6. Best Practices and Production Considerations

When to Use Concurrent Index Creation

Prefer CREATE INDEX CONCURRENTLY when:

Working on production systems
Dealing with active OLTP workloads
Long-running index creation is expected
System downtime isn’t acceptable

Monitoring Progress

Track index creation progress using system views:

SELECT schemaname, tablename, indexname, 
       pg_size_pretty(pg_relation_size(schemaname|| '.' ||indexname::text)) as index_size,
       idx_scan as number_of_scans,
       idx_tup_read as tuples_read,
       idx_tup_fetch as tuples_fetched
FROM pg_tables t
LEFT OUTER JOIN pg_class c ON t.tablename=c.relname
LEFT OUTER JOIN pg_indexes i ON c.relname=i.tablename
LEFT OUTER JOIN pg_stat_all_indexes psai ON i.indexname=psai.indexrelname
WHERE schemaname='public' AND indexname = 'idx_salary_dept';

7. Performance Implications

Resource Usage

Concurrent index creation requires:

Additional disk I/O for WAL reading
More memory for tracking changes
Extended CPU usage for multiple passes
Approximately 2x the time of standard creation

Impact on Other Operations

While allowing concurrent operations, be aware of:

Slightly reduced write performance
Increased WAL generation
Higher overall system load
Potential for temporary space usage

8. Advanced Concepts and Edge Cases

Handling Failures

If concurrent index creation fails:

-- Check for invalid indexes
SELECT schemaname, tablename, indexname, 
       pg_get_indexdef(i.indexrelid) as index_definition
FROM pg_indexes i
JOIN pg_class c ON i.indexname = c.relname
WHERE NOT pg_index.indisvalid;

-- Clean up invalid index
DROP INDEX CONCURRENTLY if_exists invalid_index_name;

Partial Indexes with Concurrent Creation

Creating conditional indexes concurrently:

CREATE INDEX CONCURRENTLY idx_high_salary 
ON employees(salary) 
WHERE salary > 100000;

Conclusion

Understanding the intricacies of database indexing and concurrent operations is crucial for maintaining high-performance database systems.
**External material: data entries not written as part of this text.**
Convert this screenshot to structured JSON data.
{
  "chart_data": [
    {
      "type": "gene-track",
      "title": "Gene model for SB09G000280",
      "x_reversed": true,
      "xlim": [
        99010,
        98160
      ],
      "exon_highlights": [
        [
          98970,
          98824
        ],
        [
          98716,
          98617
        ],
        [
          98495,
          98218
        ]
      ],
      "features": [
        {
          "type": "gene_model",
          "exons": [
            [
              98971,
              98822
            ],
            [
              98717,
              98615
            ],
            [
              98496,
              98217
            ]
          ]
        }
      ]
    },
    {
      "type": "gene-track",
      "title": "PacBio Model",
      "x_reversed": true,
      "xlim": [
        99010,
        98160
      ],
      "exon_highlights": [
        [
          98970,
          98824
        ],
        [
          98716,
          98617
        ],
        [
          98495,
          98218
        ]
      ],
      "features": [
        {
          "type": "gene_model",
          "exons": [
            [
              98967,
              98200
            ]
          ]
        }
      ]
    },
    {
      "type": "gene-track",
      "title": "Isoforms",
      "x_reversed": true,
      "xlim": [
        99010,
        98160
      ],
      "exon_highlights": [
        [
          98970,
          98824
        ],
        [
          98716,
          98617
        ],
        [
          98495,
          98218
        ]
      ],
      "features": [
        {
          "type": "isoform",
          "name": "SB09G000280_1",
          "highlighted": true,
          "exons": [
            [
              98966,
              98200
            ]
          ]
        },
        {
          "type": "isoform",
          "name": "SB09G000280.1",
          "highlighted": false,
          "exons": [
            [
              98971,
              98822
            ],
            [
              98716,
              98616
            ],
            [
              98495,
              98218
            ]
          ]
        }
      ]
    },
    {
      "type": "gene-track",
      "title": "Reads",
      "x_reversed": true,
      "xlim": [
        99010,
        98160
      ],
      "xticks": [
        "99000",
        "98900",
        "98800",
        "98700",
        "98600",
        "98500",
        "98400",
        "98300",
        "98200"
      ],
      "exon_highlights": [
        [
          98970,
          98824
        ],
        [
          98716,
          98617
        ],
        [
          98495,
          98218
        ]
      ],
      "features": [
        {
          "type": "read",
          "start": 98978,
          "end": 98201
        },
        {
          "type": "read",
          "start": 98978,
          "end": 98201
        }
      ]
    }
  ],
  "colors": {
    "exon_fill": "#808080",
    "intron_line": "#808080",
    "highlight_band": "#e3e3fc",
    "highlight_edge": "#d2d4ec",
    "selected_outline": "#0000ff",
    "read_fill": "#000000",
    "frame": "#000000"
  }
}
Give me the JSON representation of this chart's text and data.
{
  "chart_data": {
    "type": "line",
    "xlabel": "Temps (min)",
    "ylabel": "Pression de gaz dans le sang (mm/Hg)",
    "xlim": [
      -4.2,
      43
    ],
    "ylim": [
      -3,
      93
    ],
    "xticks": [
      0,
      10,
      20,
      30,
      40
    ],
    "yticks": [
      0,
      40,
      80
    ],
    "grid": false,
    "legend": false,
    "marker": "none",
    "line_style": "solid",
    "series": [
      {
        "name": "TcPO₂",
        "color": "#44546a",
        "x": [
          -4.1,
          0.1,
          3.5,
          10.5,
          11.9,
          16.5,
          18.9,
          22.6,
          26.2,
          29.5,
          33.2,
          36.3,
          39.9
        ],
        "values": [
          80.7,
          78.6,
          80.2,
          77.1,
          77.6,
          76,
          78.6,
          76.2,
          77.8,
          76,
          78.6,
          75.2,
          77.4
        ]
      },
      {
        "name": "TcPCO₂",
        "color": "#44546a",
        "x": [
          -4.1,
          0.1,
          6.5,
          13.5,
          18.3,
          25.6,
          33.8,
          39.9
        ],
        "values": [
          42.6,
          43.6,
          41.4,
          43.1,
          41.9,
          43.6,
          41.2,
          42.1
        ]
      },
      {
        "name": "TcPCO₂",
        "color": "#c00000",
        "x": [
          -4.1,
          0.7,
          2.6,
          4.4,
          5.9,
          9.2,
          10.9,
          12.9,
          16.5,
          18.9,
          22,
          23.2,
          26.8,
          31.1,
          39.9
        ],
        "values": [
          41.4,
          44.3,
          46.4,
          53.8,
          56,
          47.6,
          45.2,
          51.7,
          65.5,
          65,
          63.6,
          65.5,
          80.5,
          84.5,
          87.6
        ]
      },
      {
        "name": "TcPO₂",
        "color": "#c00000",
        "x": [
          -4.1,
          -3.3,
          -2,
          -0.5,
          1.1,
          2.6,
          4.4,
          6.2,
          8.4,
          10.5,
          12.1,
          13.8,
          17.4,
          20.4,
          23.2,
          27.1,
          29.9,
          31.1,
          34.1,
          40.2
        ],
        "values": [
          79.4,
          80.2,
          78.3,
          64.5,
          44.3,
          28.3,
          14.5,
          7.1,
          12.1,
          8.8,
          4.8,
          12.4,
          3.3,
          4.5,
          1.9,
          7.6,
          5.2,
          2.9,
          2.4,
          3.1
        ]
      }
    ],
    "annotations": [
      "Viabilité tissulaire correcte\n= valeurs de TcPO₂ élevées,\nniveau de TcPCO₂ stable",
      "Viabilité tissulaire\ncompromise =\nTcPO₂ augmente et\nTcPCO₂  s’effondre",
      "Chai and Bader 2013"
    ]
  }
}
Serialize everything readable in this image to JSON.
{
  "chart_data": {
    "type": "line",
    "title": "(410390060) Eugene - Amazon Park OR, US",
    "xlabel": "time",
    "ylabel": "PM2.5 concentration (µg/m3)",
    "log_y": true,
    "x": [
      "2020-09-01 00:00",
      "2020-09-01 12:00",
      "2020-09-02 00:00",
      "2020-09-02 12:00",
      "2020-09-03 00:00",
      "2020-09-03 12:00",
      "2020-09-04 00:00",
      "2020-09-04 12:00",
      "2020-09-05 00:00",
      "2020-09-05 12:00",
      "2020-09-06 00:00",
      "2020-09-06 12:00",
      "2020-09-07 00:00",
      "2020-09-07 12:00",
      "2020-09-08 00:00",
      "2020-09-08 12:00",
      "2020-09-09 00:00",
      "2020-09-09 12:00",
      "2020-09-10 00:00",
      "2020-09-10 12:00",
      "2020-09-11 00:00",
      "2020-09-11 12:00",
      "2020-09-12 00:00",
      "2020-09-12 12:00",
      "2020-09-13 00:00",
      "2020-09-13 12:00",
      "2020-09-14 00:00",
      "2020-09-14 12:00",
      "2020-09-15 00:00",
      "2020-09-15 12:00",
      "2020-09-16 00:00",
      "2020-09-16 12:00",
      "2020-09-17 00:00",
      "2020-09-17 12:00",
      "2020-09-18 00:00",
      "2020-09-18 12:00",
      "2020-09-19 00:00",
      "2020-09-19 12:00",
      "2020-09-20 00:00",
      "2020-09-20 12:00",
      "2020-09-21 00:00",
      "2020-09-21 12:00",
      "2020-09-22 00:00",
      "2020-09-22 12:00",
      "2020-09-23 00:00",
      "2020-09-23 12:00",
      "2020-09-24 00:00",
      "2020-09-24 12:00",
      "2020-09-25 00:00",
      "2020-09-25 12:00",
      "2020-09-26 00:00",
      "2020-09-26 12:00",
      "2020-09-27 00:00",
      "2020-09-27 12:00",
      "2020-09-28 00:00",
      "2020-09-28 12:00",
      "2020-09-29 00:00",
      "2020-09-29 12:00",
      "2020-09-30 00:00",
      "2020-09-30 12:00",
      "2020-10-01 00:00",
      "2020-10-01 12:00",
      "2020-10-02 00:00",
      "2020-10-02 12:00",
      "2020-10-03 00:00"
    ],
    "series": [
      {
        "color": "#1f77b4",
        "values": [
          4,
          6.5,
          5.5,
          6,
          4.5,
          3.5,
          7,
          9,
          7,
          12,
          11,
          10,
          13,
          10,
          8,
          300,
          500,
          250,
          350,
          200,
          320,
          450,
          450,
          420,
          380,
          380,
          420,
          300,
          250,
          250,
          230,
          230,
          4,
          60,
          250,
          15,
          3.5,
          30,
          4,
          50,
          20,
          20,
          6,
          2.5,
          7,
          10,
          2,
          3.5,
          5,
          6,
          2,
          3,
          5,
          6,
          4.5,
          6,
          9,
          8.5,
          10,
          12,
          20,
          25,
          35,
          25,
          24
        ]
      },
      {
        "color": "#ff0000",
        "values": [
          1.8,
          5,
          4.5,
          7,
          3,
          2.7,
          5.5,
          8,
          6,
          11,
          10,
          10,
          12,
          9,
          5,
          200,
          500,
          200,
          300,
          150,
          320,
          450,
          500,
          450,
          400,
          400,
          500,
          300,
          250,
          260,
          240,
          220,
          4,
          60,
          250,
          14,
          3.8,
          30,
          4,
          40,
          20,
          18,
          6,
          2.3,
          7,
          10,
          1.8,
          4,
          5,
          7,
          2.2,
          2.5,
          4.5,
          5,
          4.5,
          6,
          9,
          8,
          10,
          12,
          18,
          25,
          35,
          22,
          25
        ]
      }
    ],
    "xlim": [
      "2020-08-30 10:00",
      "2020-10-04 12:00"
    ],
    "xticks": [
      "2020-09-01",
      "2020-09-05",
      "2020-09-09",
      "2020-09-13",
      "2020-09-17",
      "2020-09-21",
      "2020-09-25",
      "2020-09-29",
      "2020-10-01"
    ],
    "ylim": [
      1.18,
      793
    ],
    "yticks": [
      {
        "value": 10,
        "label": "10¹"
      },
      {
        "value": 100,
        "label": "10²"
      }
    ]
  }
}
While standard index creation provides simplicity and speed, concurrent index creation offers the flexibility needed in modern, always-on applications. The choice between these approaches depends on your specific requirements for system availability, performance, and resource utilization.

Remember:

Always test index creation on staging environments first
Monitor system resources during index creation
Have a rollback plan ready
Consider maintenance windows for standard index creation
Use concurrent index creation for production systems when possible

By following these guidelines and understanding the underlying mechanisms, you can effectively manage database indexes while maintaining system availability and performance.